"My name is not Jemima!" she screamed. "I will not let you call me so. My name is Dawn. My mother called me Dawn. I will not answer when you call me Jemima."
"Jemima, you may go to your room!" commanded the father, standing up, white to the lips, to face a will no whit less adamant than his own.
"I will not go until you call me Dawn," she answered, her face turning white and stern, with sudden singular likeness to her father on its soft round outlines.
She stood her ground until carried struggling upstairs and locked into her own room.
Gradually she had cried her fury out, and succumbed to the inevitable, creeping back as seldom as possible into the life of the house, and spending the time with her own brooding thoughts and sad plays, far in the depths of the box-boarded garden, or shut into the quiet of her own room.
To the new mother she never spoke unless she had to, and never called her Mother, though there were many struggles to compel her to do so. She never came when they called her Jemima, nor obeyed a command prefaced by that name, though she endured in consequence many a whipping and many a day in bed, fed on bread and water.
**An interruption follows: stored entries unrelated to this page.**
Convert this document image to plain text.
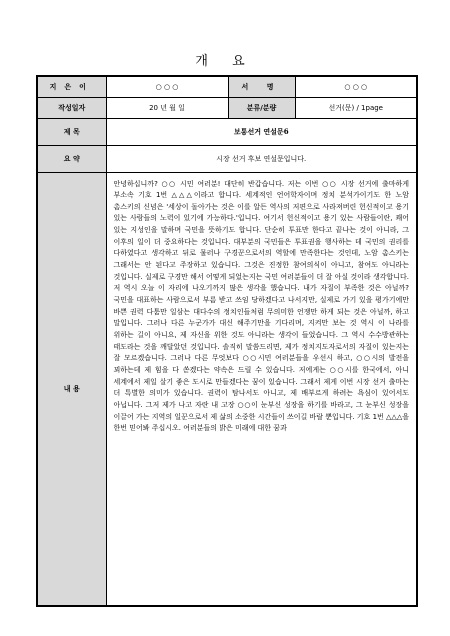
개 요
지은이	○ ○ ○	서 명	○ ○ ○
작성일자	20 년 월 일	분류/분량	선거(문) / 1page
제 목	보통선거 연설문6		
요 약	시장 선거 후보 연설문입니다.		
내 용	안녕하십니까? ○○ 시민 여러분! 대단히 반갑습니다. 저는 이번 ○○ 시장 선거에 출마하게 부소속 기호 1번 △△△이라고 합니다. 세계적인 언어학자이며 정치 분석가이기도 한 노암 촘스키의 신념은 '세상이 돌아가는 것은 이를 알든 역사의 저편으로 사라져버린 헌신적이고 용기 있는 사람들의 노력이 있기에 가능하다.'입니다. 여기서 헌신적이고 용기 있는 사람들이란, 꽤어 있는 지성인을 말하며 국민을 뜻하기도 합니다. 단순히 투표만 한다고 끝나는 것이 아니라, 그 이후의 일이 더 중요하다는 것입니다. 대부분의 국민들은 투표권을 행사하는 데 국민의 권리를 다하였다고 생각하고 뒤로 물러나 구경꾼으로서의 역할에 만족한다는 것인데, 노암 촘스키는 그래서는 안 된다고 주장하고 있습니다. 그것은 진정한 참여의식이 아니고, 참여도 아니라는 것입니다. 실제로 구경만 해서 어떻게 되었는지는 국민 여러분들이 더 잘 아실 것이라 생각합니다. 저 역시 오늘 이 자리에 나오기까지 많은 생각을 했습니다. 내가 자질이 부족한 것은 아닐까? 국민을 대표하는 사람으로서 부름 받고 쓰임 당하겠다고 나서지만, 실제로 가기 있을 평가기에만 바쁜 권력 다툼만 일삼는 대다수의 정치인들처럼 무의미한 언쟁만 하게 되는 것은 아닐까, 하고 말입니다. 그러나 다른 누군가가 대신 해주기만을 기다리며, 지켜만 보는 것 역시 이 나라를 위하는 길이 아니요, 제 자신을 위한 것도 아니라는 생각이 들었습니다. 그 역시 수수방관하는 태도라는 것을 깨달았던 것입니다. 솔직히 말씀드리면, 제가 정치지도자로서의 자질이 있는지는 잘 모르겠습니다. 그러나 다른 무엇보다 ○○시민 여러분들을 우선시 하고, ○○시의 발전을 꾀하는데 제 힘을 다 쏟겠다는 약속은 드릴 수 있습니다. 저에게는 ○○시를 한국에서, 아니 세계에서 제일 살기 좋은 도시로 만들겠다는 꿈이 있습니다. 그래서 제게 이번 시장 선거 출마는 더 특별한 의미가 있습니다. 권력이 탐나서도 아니고, 제 배부르게 하려는 욕심이 있어서도 아닙니다. 그저 제가 나고 자란 내 고장 ○○이 눈부신 성장을 하기를 바라고, 그 눈부신 성장을 이끌어 가는 지역의 일꾼으로서 제 삶의 소중한 시간들이 쓰이길 바랄 뿐입니다. 기호 1번 △△△을 한번 믿어봐 주십시오. 여러분들의 밝은 미래에 대한 꿈과		
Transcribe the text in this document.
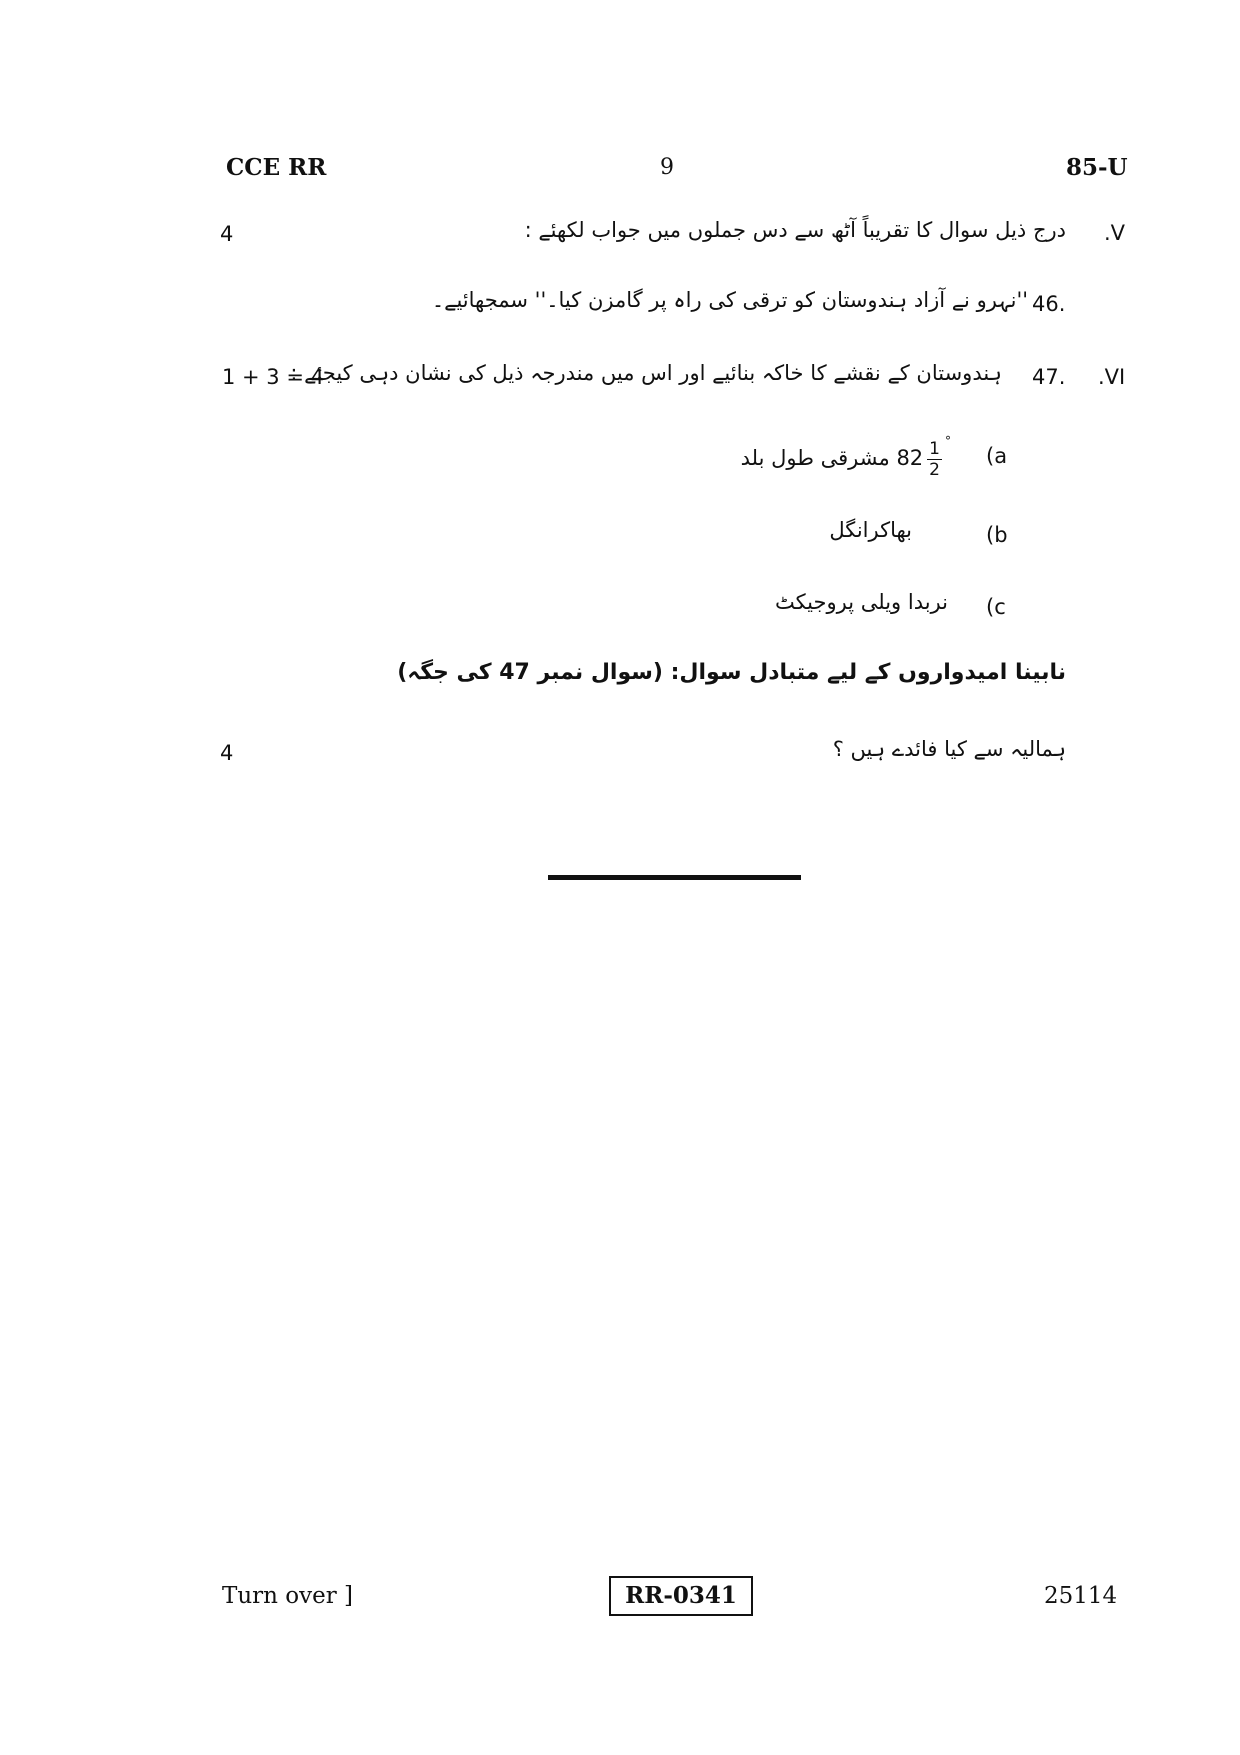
CCE RR	9	85-U
.V
درج ذیل سوال کا تقریباً آٹھ سے دس جملوں میں جواب لکھئے :
4
46.
''نہرو نے آزاد ہندوستان کو ترقی کی راہ پر گامزن کیا۔'' سمجھائیے۔
.VI
47.
ہندوستان کے نقشے کا خاکہ بنائیے اور اس میں مندرجہ ذیل کی نشان دہی کیجئے :
1 + 3 = 4
(a
$\frac{1 ^\circ}{2}$
82 مشرقی طول بلد
(b
بھاکرانگل
(c
نربدا ویلی پروجیکٹ
نابینا امیدواروں کے لیے متبادل سوال: (سوال نمبر 47 کی جگہ)
ہمالیہ سے کیا فائدے ہیں ؟
4
Turn over ]	RR-0341	25114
"What is the meaning of this strange whim?" demanded the new wife, with set lips. Her position was none too easy, nor her disposition markedly that of a saint.
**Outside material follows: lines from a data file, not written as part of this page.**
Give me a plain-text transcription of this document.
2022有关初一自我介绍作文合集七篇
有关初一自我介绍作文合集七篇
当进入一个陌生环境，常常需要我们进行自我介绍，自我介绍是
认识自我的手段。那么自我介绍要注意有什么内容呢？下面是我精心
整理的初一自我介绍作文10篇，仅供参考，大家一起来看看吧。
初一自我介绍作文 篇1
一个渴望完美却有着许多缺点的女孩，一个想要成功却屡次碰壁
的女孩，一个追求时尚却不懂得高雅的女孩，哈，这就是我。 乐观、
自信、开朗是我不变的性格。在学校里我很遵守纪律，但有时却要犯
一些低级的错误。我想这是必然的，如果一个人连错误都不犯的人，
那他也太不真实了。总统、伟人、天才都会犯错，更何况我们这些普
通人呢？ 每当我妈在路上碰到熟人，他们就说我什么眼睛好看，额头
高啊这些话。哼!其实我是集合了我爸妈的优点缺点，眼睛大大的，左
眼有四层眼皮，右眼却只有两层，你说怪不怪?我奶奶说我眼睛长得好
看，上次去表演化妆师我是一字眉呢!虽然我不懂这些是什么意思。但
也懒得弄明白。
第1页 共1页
"A bit of her mother's sentimentality," explained the chagrined father. "She objected to calling the child for my grandmother, Jemima. She wanted it named for her own mother, and said Jemima was harsh and ugly, until one day her old minister, who was fully as sentimental as she, if he was an old man, told her that Jemima meant 'Dawn of the Morning.' After that she made no further protest. But I had no idea she had carried her foolishness to this extent, nor taught the child such notions about her honest and honorable name."
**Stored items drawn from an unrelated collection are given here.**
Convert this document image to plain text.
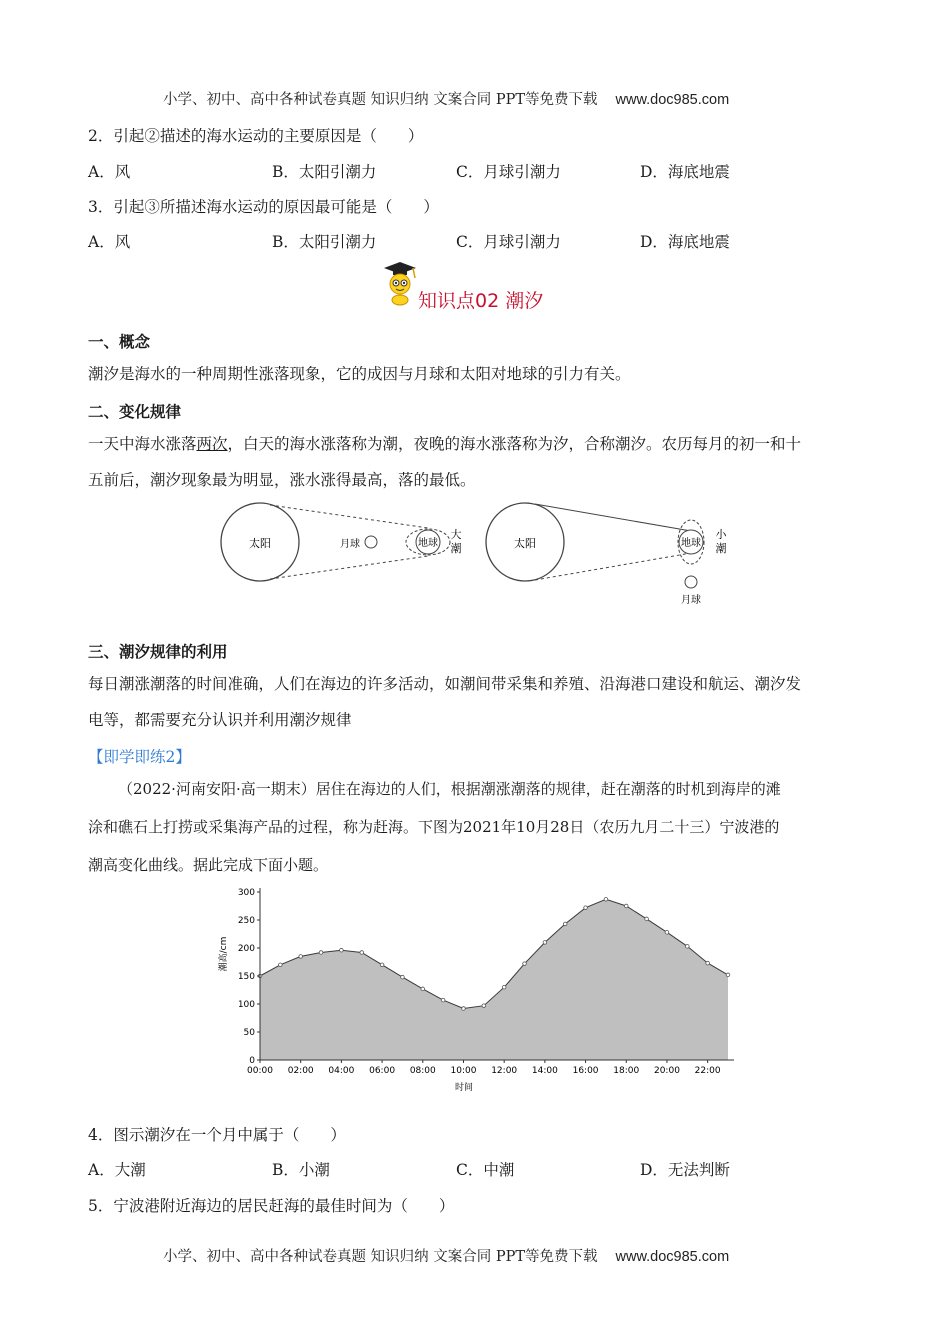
小学、初中、高中各种试卷真题 知识归纳 文案合同 PPT等免费下载 www.doc985.com
2．引起②描述的海水运动的主要原因是（　　）
A．风	B．太阳引潮力	C．月球引潮力	D．海底地震
3．引起③所描述海水运动的原因最可能是（　　）
A．风	B．太阳引潮力	C．月球引潮力	D．海底地震
知识点02 潮汐
一、概念
潮汐是海水的一种周期性涨落现象，它的成因与月球和太阳对地球的引力有关。
二、变化规律
一天中海水涨落两次，白天的海水涨落称为潮，夜晚的海水涨落称为汐，合称潮汐。农历每月的初一和十
五前后，潮汐现象最为明显，涨水涨得最高，落的最低。
太阳	月球	地球
大
潮	太阳	地球
月球
小
潮
三、潮汐规律的利用
每日潮涨潮落的时间准确，人们在海边的许多活动，如潮间带采集和养殖、沿海港口建设和航运、潮汐发
电等，都需要充分认识并利用潮汐规律
【即学即练2】
（2022·河南安阳·高一期末）居住在海边的人们，根据潮涨潮落的规律，赶在潮落的时机到海岸的滩
涂和礁石上打捞或采集海产品的过程，称为赶海。下图为2021年10月28日（农历九月二十三）宁波港的
潮高变化曲线。据此完成下面小题。
0
50
100
150
200
250
300
00:00 02:00 04:00 06:00 08:00 10:00 12:00 14:00 16:00 18:00 20:00 22:00
潮高/cm
时间
4．图示潮汐在一个月中属于（　　）
A．大潮	B．小潮	C．中潮	D．无法判断
5．宁波港附近海边的居民赶海的最佳时间为（　　）
小学、初中、高中各种试卷真题 知识归纳 文案合同 PPT等免费下载 www.doc985.com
"It won't take long to get them out of her head," prophesied the new-comer, with the sparkle of combat in her eye. Yet it was now nearly three years since the little girl had seen or heard from her mother, and she still refused to answer to the name of Jemima. The step-mother had fallen into the habit of saying "you" when she wanted anything done.
Of the events which preceded her father's summons this morning, Dawn knew nothing.